Total Pageviews

Tuesday, October 1, 2013

ÁGUA DE POTE - Hamilton Alves


- Você nuca tomou água de pote?
Então nada sabe sobre uma das boas coisas da vida, não só em relação à água, mas sobre o som que faz o caneco quando entra e sai de dentro do pote (de barro, como convém, obviamente).
Lembro-me de quando Luiz Gonzaga, autor de uma das músicas mais belas do cancioneiro popular brasileiro, “Asa Branca”, foi a Pernambuco visitar seu velho pai Januário, que lhe tinha ensinado tudo de música. Conta Luiz que, quando se aproximou da casa do velho, ouviu retinir o caneco dentro do pote, que foi um som que o acompanhou pela vida toda na convivência com Januário.

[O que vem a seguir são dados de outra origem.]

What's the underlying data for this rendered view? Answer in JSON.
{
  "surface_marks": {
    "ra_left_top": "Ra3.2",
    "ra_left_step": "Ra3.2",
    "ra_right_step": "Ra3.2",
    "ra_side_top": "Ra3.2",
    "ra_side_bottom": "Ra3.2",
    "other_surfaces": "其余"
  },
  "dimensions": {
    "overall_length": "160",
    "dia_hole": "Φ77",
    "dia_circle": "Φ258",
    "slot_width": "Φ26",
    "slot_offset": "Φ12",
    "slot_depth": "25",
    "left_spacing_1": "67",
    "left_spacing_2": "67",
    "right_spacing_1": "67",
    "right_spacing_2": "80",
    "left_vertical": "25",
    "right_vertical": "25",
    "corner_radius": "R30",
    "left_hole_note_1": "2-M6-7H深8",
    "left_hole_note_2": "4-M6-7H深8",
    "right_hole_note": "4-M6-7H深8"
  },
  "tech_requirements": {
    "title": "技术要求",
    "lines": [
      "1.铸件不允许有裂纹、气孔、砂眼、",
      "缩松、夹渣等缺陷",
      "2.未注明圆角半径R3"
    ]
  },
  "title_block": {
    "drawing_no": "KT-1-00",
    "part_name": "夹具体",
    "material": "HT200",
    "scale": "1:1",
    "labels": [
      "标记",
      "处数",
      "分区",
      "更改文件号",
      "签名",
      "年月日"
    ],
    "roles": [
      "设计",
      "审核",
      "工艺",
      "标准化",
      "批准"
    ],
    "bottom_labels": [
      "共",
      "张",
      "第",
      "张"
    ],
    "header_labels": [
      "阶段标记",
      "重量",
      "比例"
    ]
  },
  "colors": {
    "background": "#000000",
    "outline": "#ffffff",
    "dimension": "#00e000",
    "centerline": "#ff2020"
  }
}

De longe, Luiz lhe disse (contado por ele):
- Louvado seja Nosso Senhor Jesus Cristo.
Januário lhe respondeu:
- Para sempre seja louvado.
Fui criado numa casa em que não havia água de torneira. Muito menos de chuveiro. Banho era tomado de bacia, que as havia de todos os tamanhos e feitios, à escolha do interessado, com água de chaleira, que vinha quentinha de cima da chapa do fogão à lenha, onde eram feitas outras coisas, a comida, o café, e tudo o mais.

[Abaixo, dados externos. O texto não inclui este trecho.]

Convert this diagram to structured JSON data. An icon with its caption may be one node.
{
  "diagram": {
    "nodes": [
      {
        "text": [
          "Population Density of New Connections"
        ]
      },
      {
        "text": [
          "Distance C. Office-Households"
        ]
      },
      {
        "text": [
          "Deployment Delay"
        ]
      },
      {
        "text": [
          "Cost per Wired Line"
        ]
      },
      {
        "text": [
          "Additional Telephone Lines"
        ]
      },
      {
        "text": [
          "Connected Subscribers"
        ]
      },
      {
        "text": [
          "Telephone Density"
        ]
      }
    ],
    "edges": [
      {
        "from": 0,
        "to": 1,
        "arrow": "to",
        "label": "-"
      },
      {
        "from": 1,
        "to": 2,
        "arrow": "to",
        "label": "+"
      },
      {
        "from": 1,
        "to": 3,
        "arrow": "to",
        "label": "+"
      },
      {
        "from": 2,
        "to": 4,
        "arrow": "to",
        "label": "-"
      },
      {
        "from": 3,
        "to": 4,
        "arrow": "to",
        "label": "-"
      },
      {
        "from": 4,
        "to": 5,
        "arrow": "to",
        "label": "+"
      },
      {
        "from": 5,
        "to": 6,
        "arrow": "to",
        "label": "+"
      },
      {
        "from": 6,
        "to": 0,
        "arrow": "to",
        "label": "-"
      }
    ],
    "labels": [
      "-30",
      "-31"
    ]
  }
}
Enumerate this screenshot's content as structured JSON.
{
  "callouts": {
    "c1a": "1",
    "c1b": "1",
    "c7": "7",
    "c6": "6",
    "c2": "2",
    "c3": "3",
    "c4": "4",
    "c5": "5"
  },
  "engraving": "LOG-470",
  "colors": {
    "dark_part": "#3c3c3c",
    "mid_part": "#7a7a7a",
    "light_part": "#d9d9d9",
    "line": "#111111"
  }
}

O fogo (de paus de lenha) era aceso já de manhã cedo. A lenha verde (da qual minha avó reclamava muito) queimava com certa dificuldade. Era preciso que estivesse bem seca, caso contrário levava um bom tempo até arder em chama.
Era bom ver o crepitar em brasa da lenha dentro do fogão, com uma ampla chapa de ferro por cima, com três ou quatro aberturas, umas menores, outras maiores, que eram aumentadas ou reduzidas de tamanho, com peças acessórias circulares.

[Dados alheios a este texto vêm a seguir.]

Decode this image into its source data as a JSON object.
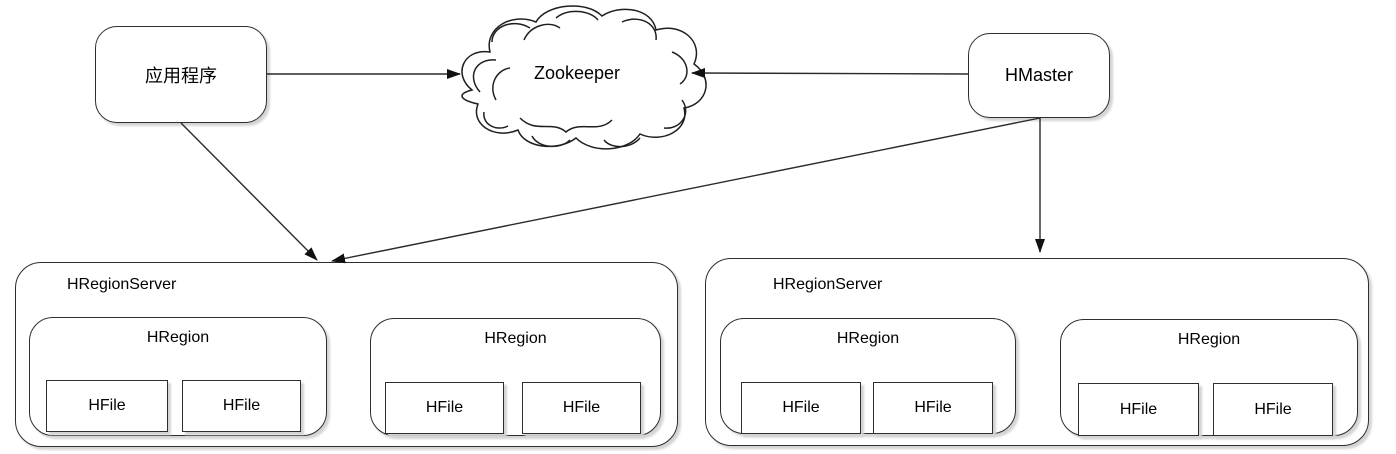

Ficava na contemplação desse foguinho, que me fazia perder horas a fio. O fogo sempre exerceu sobre as pessoas esse fascínio. Olhando-o, dentro do fogão, formava crateras escuras e amarelas, por onde penetrava o olhar embevecido do menino que ainda mal tinha aprendido a beleza das coisas. Ou seus mistérios.
À frente do fogão, despontava a figura de minha avó, que sabia bem acender o fogo, soprá-lo até às vezes à exaustão. Quantas vezes ouvia-a praguejar, quando não queria pegar. Levava tempo até consegui-lo, quando então, em geral, se desmanchava num longo sorriso de vencer a resistência da lenha, que era comprada a metro, trazida às vendolas por um carroceiro, que numa serraria a cortava em pequenos pedaços, destinados a fins domésticos.
Era um mundo ainda não alcançado pela sociedade da máquina, em que tudo era mais simples e por isso mesmo mais cheio de encantos.
E o calorzinho que vinha ou se irradiava do fogão com os paus de lenha!
Para essa delícia não há palavras para bem definir.